I understand that one new approach being considered is to gradually reduce the value of deductions on higher incomes. This is not new. It’s been going on for a long time. Legislators don’t know that because they don’t do their own taxes.
There should be a law requiring all members of the house and senate do their own taxes, without tax lawyers or accountants—at their kitchen table, of course.
Is schadenfreude a sin?
The Wall Street Journal reported recently that charitable donations are speeding up ahead of the fiscal cliff. So much for the idea that there is no connection between giving and the tax treatment.
The same goes for dividends.
If 98 percent of voters can vote for more government services to be paid for by the remaining 2 percent, we have a bit of a problem.
The 2 percent party had better shift the debate from taxes to spending, quick. Or join the other party and become blue dogs instead of red dogs.

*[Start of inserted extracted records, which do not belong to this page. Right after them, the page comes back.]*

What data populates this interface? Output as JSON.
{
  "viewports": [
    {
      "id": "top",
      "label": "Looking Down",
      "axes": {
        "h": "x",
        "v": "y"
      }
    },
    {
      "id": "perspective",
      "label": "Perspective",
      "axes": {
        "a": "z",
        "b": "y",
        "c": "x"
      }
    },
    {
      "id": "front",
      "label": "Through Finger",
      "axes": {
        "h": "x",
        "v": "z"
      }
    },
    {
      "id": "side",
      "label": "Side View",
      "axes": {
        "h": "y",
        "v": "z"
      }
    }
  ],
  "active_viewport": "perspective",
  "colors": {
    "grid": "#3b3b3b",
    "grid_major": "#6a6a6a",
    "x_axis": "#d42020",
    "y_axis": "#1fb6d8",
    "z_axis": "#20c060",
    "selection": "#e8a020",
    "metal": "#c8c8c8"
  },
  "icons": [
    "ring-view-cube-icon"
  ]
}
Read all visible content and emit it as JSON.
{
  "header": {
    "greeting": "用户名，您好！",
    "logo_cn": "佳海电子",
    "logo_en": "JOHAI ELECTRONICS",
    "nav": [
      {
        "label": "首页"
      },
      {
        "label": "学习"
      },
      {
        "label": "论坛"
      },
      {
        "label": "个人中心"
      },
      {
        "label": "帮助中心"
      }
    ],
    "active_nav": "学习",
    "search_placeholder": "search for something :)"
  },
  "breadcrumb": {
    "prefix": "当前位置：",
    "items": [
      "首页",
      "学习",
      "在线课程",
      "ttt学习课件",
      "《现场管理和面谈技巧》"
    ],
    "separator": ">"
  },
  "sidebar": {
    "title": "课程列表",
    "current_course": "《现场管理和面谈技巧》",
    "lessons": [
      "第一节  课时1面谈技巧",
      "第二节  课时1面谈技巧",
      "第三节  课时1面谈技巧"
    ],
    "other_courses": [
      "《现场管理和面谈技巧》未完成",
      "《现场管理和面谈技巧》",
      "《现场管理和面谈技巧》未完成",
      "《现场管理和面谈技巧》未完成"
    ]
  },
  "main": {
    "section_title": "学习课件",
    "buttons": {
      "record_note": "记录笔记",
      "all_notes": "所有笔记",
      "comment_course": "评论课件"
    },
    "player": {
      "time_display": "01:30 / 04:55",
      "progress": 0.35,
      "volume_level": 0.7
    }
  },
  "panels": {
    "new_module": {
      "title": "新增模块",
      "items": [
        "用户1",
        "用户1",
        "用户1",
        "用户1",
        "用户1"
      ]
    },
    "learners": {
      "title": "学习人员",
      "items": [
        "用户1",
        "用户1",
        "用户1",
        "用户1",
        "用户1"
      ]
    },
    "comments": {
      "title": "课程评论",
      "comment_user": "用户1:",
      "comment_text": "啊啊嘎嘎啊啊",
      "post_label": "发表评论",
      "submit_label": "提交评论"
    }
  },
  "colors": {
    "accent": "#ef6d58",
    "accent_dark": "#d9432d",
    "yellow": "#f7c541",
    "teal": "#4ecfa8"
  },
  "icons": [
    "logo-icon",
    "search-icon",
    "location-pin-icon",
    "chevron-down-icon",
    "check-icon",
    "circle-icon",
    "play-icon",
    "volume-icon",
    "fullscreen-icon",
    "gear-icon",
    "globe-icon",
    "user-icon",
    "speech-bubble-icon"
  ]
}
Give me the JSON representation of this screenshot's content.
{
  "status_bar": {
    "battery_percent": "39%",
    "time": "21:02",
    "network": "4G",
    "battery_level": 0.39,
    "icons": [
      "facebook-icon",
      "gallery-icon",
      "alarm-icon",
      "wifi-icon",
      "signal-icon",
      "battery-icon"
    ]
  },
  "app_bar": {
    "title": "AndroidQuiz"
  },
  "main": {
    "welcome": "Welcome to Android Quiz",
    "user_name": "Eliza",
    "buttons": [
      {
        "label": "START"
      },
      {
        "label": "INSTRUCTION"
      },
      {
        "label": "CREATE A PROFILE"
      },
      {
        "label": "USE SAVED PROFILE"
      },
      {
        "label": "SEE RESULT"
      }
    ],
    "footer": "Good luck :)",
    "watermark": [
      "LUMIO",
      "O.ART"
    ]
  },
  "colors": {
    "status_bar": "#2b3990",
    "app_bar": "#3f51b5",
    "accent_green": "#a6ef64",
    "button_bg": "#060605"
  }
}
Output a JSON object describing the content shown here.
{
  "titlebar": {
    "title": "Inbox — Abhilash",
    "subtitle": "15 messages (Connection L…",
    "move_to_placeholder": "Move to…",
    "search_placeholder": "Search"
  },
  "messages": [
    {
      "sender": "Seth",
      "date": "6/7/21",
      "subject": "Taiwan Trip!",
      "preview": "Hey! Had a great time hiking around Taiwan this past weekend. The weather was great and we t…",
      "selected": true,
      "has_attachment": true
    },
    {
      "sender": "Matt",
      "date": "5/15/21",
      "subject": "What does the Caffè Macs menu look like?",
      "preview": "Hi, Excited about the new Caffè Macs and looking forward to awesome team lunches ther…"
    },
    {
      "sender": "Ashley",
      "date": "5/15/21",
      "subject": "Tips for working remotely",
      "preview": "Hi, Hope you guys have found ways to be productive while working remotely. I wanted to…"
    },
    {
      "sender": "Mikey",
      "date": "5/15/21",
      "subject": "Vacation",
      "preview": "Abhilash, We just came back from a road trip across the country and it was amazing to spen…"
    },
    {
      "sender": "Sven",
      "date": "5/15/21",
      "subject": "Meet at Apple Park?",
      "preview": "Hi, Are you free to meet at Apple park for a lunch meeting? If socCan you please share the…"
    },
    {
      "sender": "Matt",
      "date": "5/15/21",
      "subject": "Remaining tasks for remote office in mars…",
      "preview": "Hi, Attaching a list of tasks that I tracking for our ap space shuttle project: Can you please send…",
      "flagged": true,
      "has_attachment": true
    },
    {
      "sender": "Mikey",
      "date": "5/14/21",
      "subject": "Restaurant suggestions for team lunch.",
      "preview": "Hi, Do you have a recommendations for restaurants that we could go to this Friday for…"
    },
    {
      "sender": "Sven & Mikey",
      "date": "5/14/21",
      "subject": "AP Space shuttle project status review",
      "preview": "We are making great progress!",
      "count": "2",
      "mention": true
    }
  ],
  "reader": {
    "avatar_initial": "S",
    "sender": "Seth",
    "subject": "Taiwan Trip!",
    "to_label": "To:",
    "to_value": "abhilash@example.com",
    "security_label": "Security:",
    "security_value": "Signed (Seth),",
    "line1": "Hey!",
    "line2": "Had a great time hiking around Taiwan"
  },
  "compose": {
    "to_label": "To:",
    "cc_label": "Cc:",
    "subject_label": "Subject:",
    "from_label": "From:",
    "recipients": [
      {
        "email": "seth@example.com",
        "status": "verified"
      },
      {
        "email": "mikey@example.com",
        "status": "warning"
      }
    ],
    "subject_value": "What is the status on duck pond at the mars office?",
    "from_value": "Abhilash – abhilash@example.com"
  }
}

I’ve been struggling to get through Bob Woodward’s The Price of Politics. It’s about the behind the scenes negotiations between President Obama and Speaker Boehner that failed to resolve budget issues last year and set us up for the fiscal cliff. It’s tedious because every word spoken (imagined or real) seems to have been deemed worthy of inclusion in the book. But the other reason I’ve struggled is that it seems obvious that exactly the same words and arguments are being made today with the same resulting feeling of hopelessness. I should have waited for next year’s book on how we went over the fiscal cliff.